Much research on transshipments has focused on the mathematical modeling of particular systems. Work along these lines includes that of Krishnan and Rao,7 Lee,8 Tagaras,9 Axsater,10 Dada,11 Sherbrooke,12 Tagaras and Cohen,13 and Xu, Evers, and Fu.14 In general, it confirms that transshipments reduce stockouts by improving inventory availability. Simulation analysis also has been used to examine various aspects of transshipments (for example, Cantagalli, 15 Evers,16 and Needham and Evers 17).

A second method for achieving statistical economies, inventory centralization, lacks a key advantage of transshipments. By definition, consolidation leads to the withdrawal of inventory from markets and a fundamental restructuring in the logistics network of the firm. Inventory is held at a handful of locations, leading to longer order cycle times and/or higher transportation costs for distribution to markets no longer stocked locally.
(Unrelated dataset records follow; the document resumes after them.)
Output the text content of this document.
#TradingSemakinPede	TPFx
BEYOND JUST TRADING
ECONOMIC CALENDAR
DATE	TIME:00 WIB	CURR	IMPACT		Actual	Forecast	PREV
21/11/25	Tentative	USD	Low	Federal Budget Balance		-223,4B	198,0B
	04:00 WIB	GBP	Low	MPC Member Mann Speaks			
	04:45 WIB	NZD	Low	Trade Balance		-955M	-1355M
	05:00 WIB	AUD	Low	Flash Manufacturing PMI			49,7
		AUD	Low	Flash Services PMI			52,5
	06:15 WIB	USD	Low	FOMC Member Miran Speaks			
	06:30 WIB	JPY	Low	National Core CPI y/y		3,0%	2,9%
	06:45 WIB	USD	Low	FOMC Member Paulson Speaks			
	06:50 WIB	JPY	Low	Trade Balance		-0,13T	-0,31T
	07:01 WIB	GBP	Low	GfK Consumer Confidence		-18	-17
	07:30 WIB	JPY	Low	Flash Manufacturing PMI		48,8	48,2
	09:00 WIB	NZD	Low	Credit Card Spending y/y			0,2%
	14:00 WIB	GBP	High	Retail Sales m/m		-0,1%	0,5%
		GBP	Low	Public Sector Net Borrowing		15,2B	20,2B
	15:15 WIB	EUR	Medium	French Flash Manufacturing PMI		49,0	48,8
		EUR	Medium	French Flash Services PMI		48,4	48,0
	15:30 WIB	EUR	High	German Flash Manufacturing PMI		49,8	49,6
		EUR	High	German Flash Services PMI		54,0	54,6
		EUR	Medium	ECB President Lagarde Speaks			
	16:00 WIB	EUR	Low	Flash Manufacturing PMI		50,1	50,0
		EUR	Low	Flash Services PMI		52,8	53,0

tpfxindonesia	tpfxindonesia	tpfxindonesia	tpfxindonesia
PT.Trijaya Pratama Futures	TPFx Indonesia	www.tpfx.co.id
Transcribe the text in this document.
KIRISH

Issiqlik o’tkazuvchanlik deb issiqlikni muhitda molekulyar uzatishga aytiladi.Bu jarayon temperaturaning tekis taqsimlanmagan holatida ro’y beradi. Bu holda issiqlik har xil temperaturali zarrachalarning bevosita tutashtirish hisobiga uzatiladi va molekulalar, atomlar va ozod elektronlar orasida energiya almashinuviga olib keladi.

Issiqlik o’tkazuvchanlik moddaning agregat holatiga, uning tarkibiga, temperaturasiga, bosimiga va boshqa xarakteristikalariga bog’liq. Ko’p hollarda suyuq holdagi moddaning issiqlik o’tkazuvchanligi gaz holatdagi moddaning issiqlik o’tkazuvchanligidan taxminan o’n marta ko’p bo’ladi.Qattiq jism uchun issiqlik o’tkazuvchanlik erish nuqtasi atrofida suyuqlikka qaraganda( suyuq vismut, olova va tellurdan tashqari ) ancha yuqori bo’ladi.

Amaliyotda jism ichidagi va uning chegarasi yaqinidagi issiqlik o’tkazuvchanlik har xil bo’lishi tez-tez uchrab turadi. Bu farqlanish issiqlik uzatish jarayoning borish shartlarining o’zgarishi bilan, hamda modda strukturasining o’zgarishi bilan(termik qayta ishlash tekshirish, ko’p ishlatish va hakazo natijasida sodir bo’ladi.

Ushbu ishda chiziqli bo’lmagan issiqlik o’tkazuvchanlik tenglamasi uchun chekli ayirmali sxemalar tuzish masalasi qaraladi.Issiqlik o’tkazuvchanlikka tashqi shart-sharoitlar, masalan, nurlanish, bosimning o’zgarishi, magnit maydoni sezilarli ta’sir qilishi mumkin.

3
This technique typically requires considerable longrange planning because facilities are closed (and, possibly, new ones opened), inventories moved, and personnel displaced. Because centralization cannot usually be quickly implemented, it is not considered further in this study. To be sure, demand pooling occurs, and as a consequence, inventory availability rises while inventory levels fall. Consolidation alone, however, does not result in leadtime pooling and has been shown to be eclipsed by transshipments,ls which is a second reason for not exploring centralization further in this analysis (for more on consolidation, see, for example, Das and Tyagi 19).